Em mais uma pequena nota para posterioridade e para honrar a menção: a cena onde Sandra explica como e porquê o filho tem deficiência visual e a sua forma de lidar com o fato é uma pequena-joia; tirando a criança novamente de um lugar que seria fácil de colocá-la: o de vítima. Daniel aqui é um sujeito de si, de direito, e Sandra o entendia como tal mesmo após seu acidente que levou à deficiência, algo que é bem raro de se ter o retrato em um filme.

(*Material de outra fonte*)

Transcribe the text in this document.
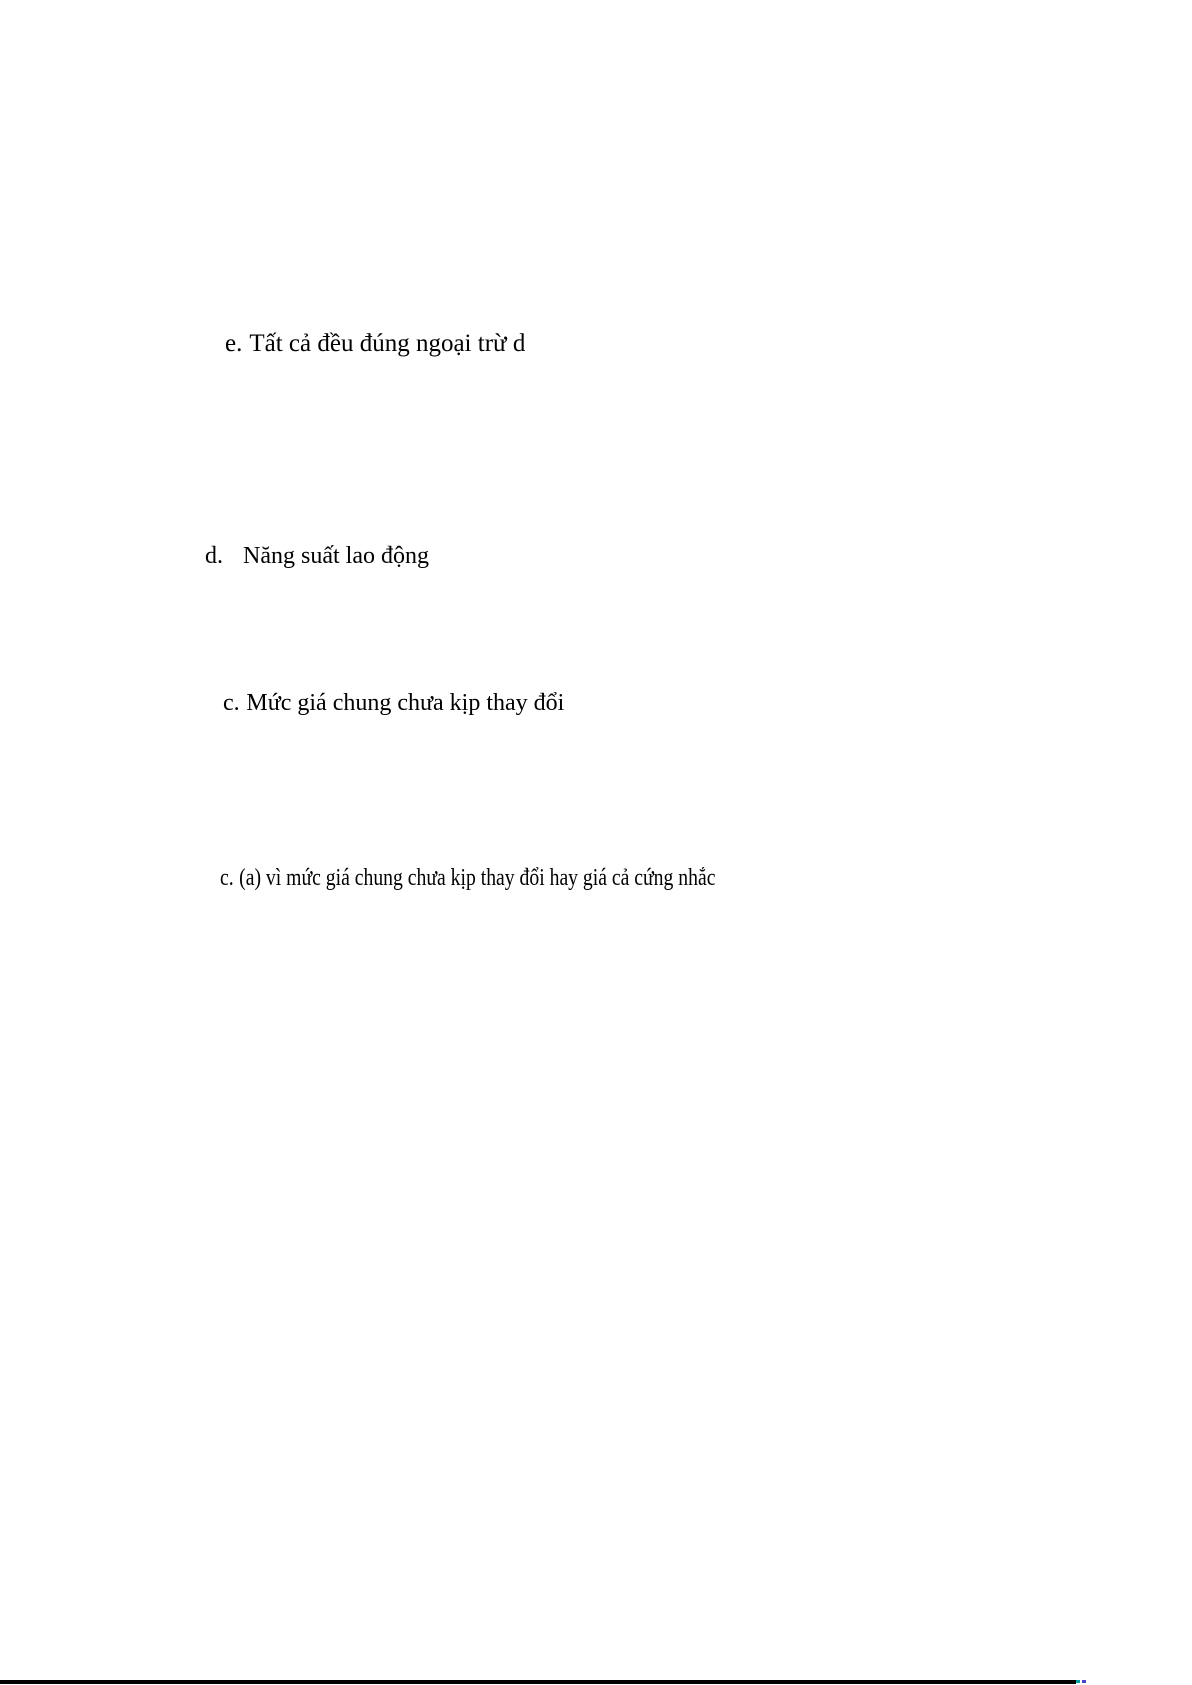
e. Tất cả đều đúng ngoại trừ d
d. Năng suất lao động
c. Mức giá chung chưa kịp thay đổi
c. (a) vì mức giá chung chưa kịp thay đổi hay giá cả cứng nhắc
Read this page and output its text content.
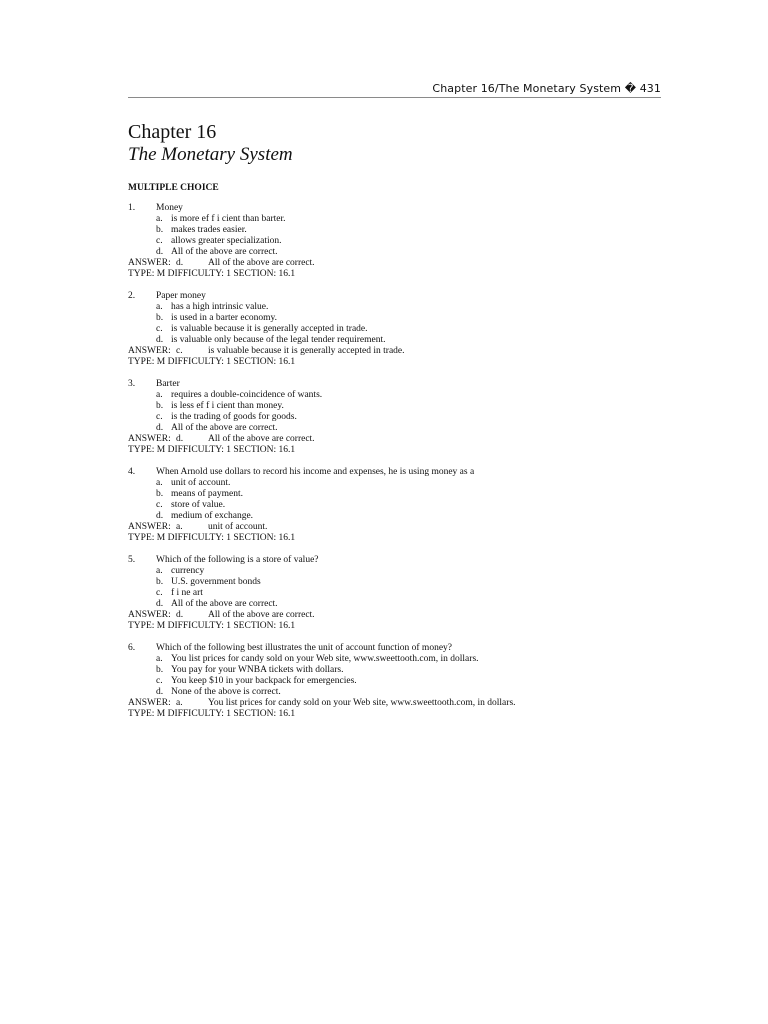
Chapter 16/The Monetary System � 431
Chapter 16
The Monetary System
MULTIPLE CHOICE
1. Money
a. is more ef f i cient than barter.
b. makes trades easier.
c. allows greater specialization.
d. All of the above are correct.
ANSWER: d.	All of the above are correct.
TYPE: M DIFFICULTY: 1 SECTION: 16.1
2. Paper money
a. has a high intrinsic value.
b. is used in a barter economy.
c. is valuable because it is generally accepted in trade.
d. is valuable only because of the legal tender requirement.
ANSWER: c.	is valuable because it is generally accepted in trade.
TYPE: M DIFFICULTY: 1 SECTION: 16.1
3. Barter
a. requires a double-coincidence of wants.
b. is less ef f i cient than money.
c. is the trading of goods for goods.
d. All of the above are correct.
ANSWER: d.	All of the above are correct.
TYPE: M DIFFICULTY: 1 SECTION: 16.1
4. When Arnold use dollars to record his income and expenses, he is using money as a
a. unit of account.
b. means of payment.
c. store of value.
d. medium of exchange.
ANSWER: a.	unit of account.
TYPE: M DIFFICULTY: 1 SECTION: 16.1
5. Which of the following is a store of value?
a. currency
b. U.S. government bonds
c. f i ne art
d. All of the above are correct.
ANSWER: d.	All of the above are correct.
TYPE: M DIFFICULTY: 1 SECTION: 16.1
6. Which of the following best illustrates the unit of account function of money?
a. You list prices for candy sold on your Web site, www.sweettooth.com, in dollars.
b. You pay for your WNBA tickets with dollars.
c. You keep $10 in your backpack for emergencies.
d. None of the above is correct.
ANSWER: a.	You list prices for candy sold on your Web site, www.sweettooth.com, in dollars.
TYPE: M DIFFICULTY: 1 SECTION: 16.1
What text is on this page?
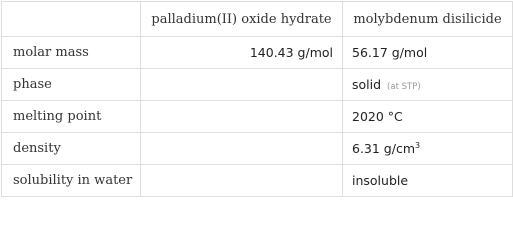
	palladium(II) oxide hydrate	molybdenum disilicide
molar mass	140.43 g/mol	56.17 g/mol
phase		solid (at STP)
melting point		2020 °C
density		6.31 $g/cm^3$
solubility in water		insoluble
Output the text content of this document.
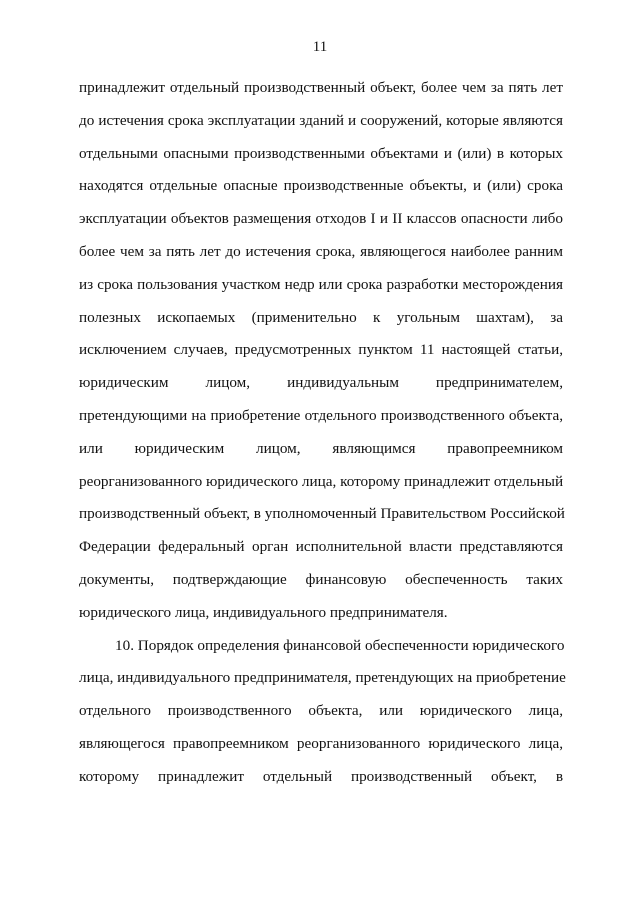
11
принадлежит отдельный производственный объект, более чем за пять лет
до истечения срока эксплуатации зданий и сооружений, которые являются
отдельными опасными производственными объектами и (или) в которых
находятся отдельные опасные производственные объекты, и (или) срока
эксплуатации объектов размещения отходов I и II классов опасности либо
более чем за пять лет до истечения срока, являющегося наиболее ранним
из срока пользования участком недр или срока разработки месторождения
полезных ископаемых (применительно к угольным шахтам), за
исключением случаев, предусмотренных пунктом 11 настоящей статьи,
юридическим лицом, индивидуальным предпринимателем,
претендующими на приобретение отдельного производственного объекта,
или юридическим лицом, являющимся правопреемником
реорганизованного юридического лица, которому принадлежит отдельный
производственный объект, в уполномоченный Правительством Российской
Федерации федеральный орган исполнительной власти представляются
документы, подтверждающие финансовую обеспеченность таких
юридического лица, индивидуального предпринимателя.
10. Порядок определения финансовой обеспеченности юридического
лица, индивидуального предпринимателя, претендующих на приобретение
отдельного производственного объекта, или юридического лица,
являющегося правопреемником реорганизованного юридического лица,
которому принадлежит отдельный производственный объект, в
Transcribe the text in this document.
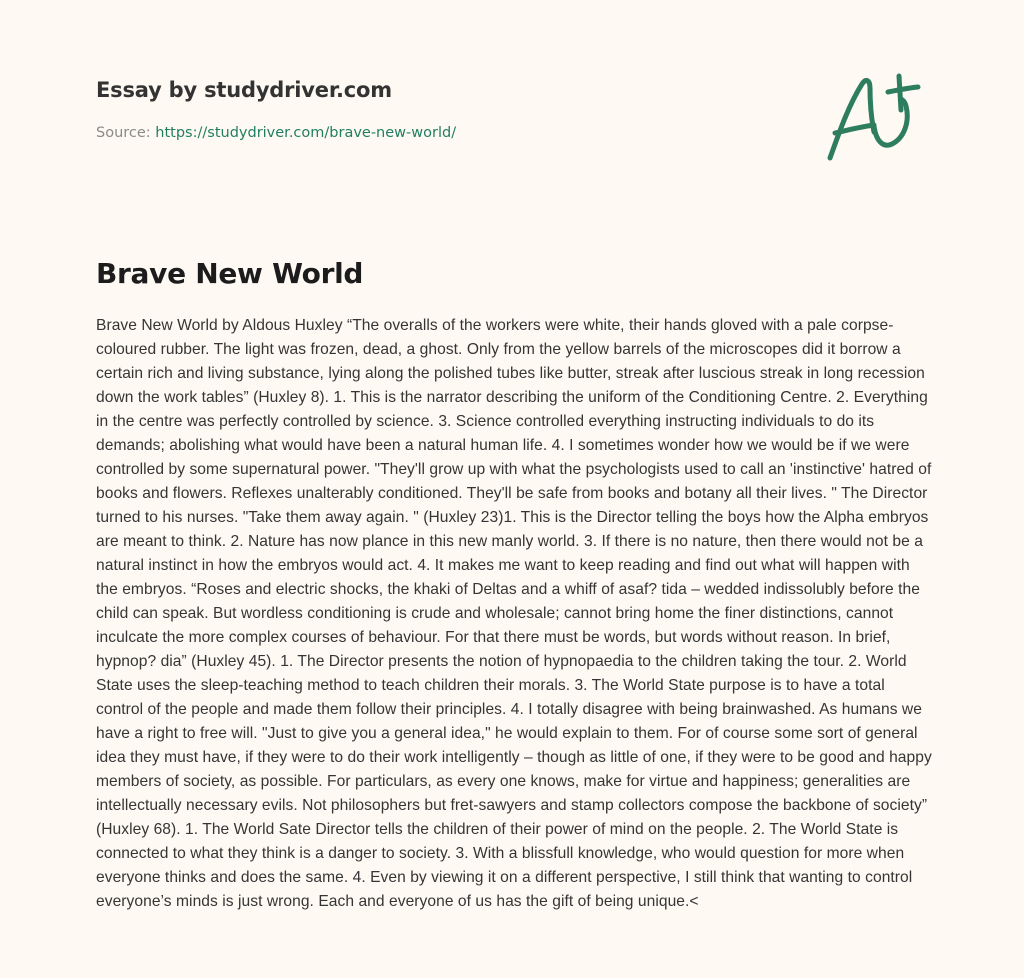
Essay by studydriver.com
Source: https://studydriver.com/brave-new-world/
Brave New World

Brave New World by Aldous Huxley “The overalls of the workers were white, their hands gloved with a pale corpse-coloured rubber. The light was frozen, dead, a ghost. Only from the yellow barrels of the microscopes did it borrow a certain rich and living substance, lying along the polished tubes like butter, streak after luscious streak in long recession down the work tables” (Huxley 8). 1. This is the narrator describing the uniform of the Conditioning Centre. 2. Everything in the centre was perfectly controlled by science. 3. Science controlled everything instructing individuals to do its demands; abolishing what would have been a natural human life. 4. I sometimes wonder how we would be if we were controlled by some supernatural power. "They'll grow up with what the psychologists used to call an 'instinctive' hatred of books and flowers. Reflexes unalterably conditioned. They'll be safe from books and botany all their lives. " The Director turned to his nurses. "Take them away again. " (Huxley 23)1. This is the Director telling the boys how the Alpha embryos are meant to think. 2. Nature has now plance in this new manly world. 3. If there is no nature, then there would not be a natural instinct in how the embryos would act. 4. It makes me want to keep reading and find out what will happen with the embryos. “Roses and electric shocks, the khaki of Deltas and a whiff of asaf? tida – wedded indissolubly before the child can speak. But wordless conditioning is crude and wholesale; cannot bring home the finer distinctions, cannot inculcate the more complex courses of behaviour. For that there must be words, but words without reason. In brief, hypnop? dia” (Huxley 45). 1. The Director presents the notion of hypnopaedia to the children taking the tour. 2. World State uses the sleep-teaching method to teach children their morals. 3. The World State purpose is to have a total control of the people and made them follow their principles. 4. I totally disagree with being brainwashed. As humans we have a right to free will. "Just to give you a general idea," he would explain to them. For of course some sort of general idea they must have, if they were to do their work intelligently – though as little of one, if they were to be good and happy members of society, as possible. For particulars, as every one knows, make for virtue and happiness; generalities are intellectually necessary evils. Not philosophers but fret-sawyers and stamp collectors compose the backbone of society” (Huxley 68). 1. The World Sate Director tells the children of their power of mind on the people. 2. The World State is connected to what they think is a danger to society. 3. With a blissfull knowledge, who would question for more when everyone thinks and does the same. 4. Even by viewing it on a different perspective, I still think that wanting to control everyone’s minds is just wrong. Each and everyone of us has the gift of being unique.<
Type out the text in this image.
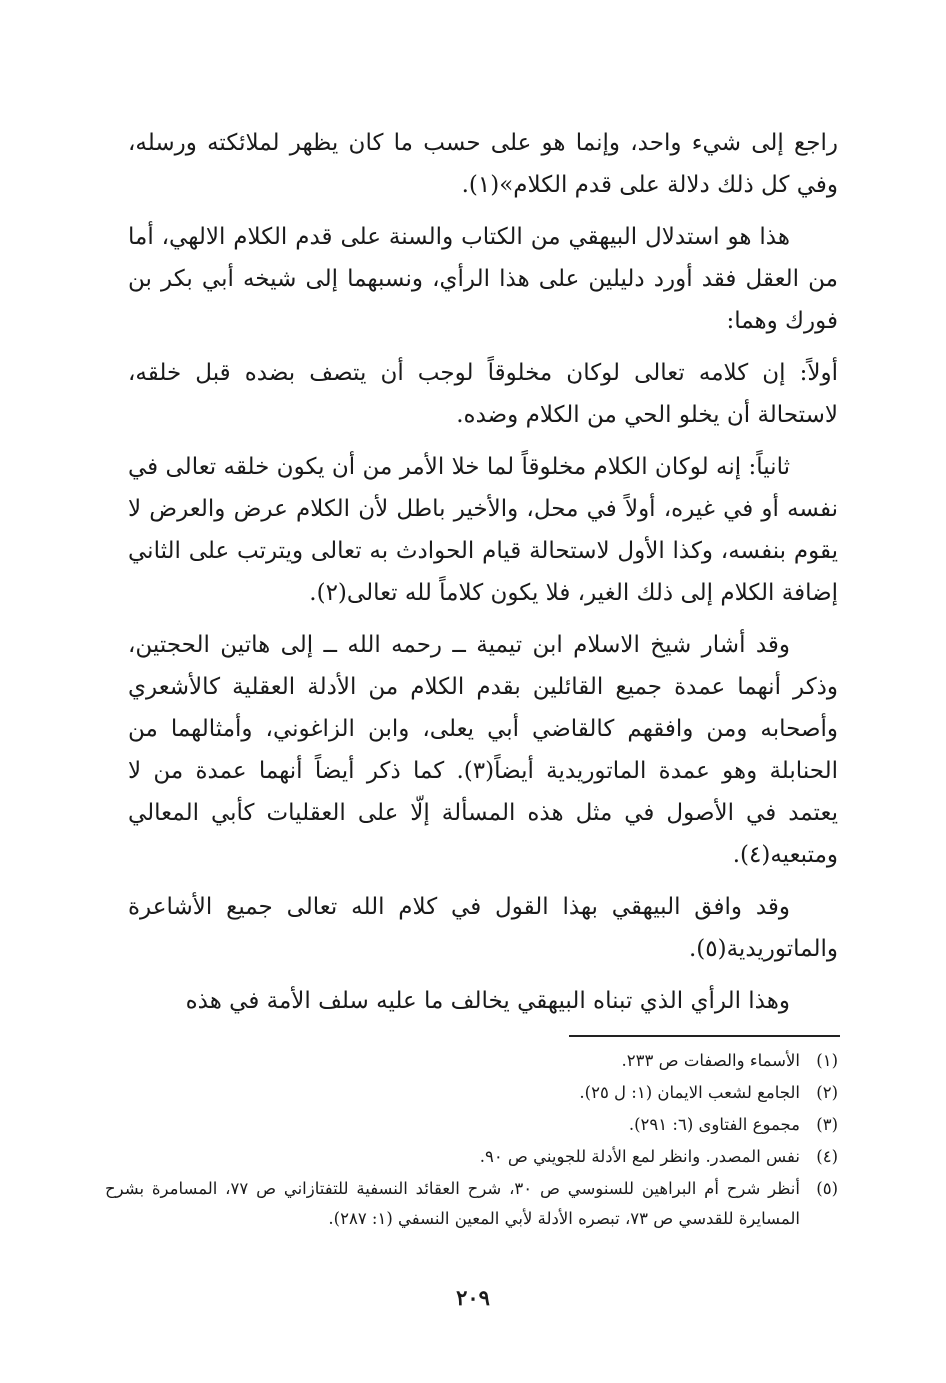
راجع إلى شيء واحد، وإنما هو على حسب ما كان يظهر لملائكته ورسله، وفي كل ذلك دلالة على قدم الكلام»(١).

هذا هو استدلال البيهقي من الكتاب والسنة على قدم الكلام الالهي، أما من العقل فقد أورد دليلين على هذا الرأي، ونسبهما إلى شيخه أبي بكر بن فورك وهما:

أولاً: إن كلامه تعالى لوكان مخلوقاً لوجب أن يتصف بضده قبل خلقه، لاستحالة أن يخلو الحي من الكلام وضده.

ثانياً: إنه لوكان الكلام مخلوقاً لما خلا الأمر من أن يكون خلقه تعالى في نفسه أو في غيره، أولاً في محل، والأخير باطل لأن الكلام عرض والعرض لا يقوم بنفسه، وكذا الأول لاستحالة قيام الحوادث به تعالى ويترتب على الثاني إضافة الكلام إلى ذلك الغير، فلا يكون كلاماً لله تعالى(٢).

وقد أشار شيخ الاسلام ابن تيمية ــ رحمه الله ــ إلى هاتين الحجتين، وذكر أنهما عمدة جميع القائلين بقدم الكلام من الأدلة العقلية كالأشعري وأصحابه ومن وافقهم كالقاضي أبي يعلى، وابن الزاغوني، وأمثالهما من الحنابلة وهو عمدة الماتوريدية أيضاً(٣). كما ذكر أيضاً أنهما عمدة من لا يعتمد في الأصول في مثل هذه المسألة إلّا على العقليات كأبي المعالي ومتبعيه(٤).

وقد وافق البيهقي بهذا القول في كلام الله تعالى جميع الأشاعرة والماتوريدية(٥).

وهذا الرأي الذي تبناه البيهقي يخالف ما عليه سلف الأمة في هذه

(١)
الأسماء والصفات ص ٢٣٣.
(٢)
الجامع لشعب الايمان (١: ل ٢٥).
(٣)
مجموع الفتاوى (٦: ٢٩١).
(٤)
نفس المصدر. وانظر لمع الأدلة للجويني ص ٩٠.
(٥)
أنظر شرح أم البراهين للسنوسي ص ٣٠، شرح العقائد النسفية للتفتازاني ص ٧٧، المسامرة بشرح المسايرة للقدسي ص ٧٣، تبصره الأدلة لأبي المعين النسفي (١: ٢٨٧).
٢٠٩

Anatomia de Uma Queda é um dos filmes mais interessantes do seu gênero, ao menos dos últimos 4 ou 5 anos no cenário do mercado. Uma história que surpreendentemente não parte de uma adaptação, como muitas tendem a fazer, mas sim sendo original e o roteiro contando também com a escrita ágil de Arthur Harari para ganhar uma vida no cinema. É até irônico talvez apontar o fato de por vezes se tornar maçante quando entendemos que a vida de nossa Sandra que sim, se tornou maçante desde a queda que estamos a acompanhar os desdobramentos. É quase como tentar achar uma agulha em palheiro, ou algo para tirar nossa atenção do fato que este é um filme onde cinema se faz por ele mesmo, por diálogo, por atuação precisa, naturalista e absurda, e principalmente por provocar o que temos dentro de nós, que talvez seja a pergunta: importa tanto assim saber de quem é a culpa? O nosso vício humano em sofrer e tentar reviver sentimentos intensos canalizados nessa necessidade de pseudoclarificação não seria mais danoso que vantajoso?
Não importa, talvez. Respostas nunca são fáceis mesmo - pelo menos as boas, inteligentes e muitas vezes as únicas possíveis.
Anatomia de Uma Queda está em exibição nos cinemas brasileiros.
Acessibilidades disponíveis: legendas em português.
Não há recursos em LIBRAS ou audiodescrição até presente momento do texto.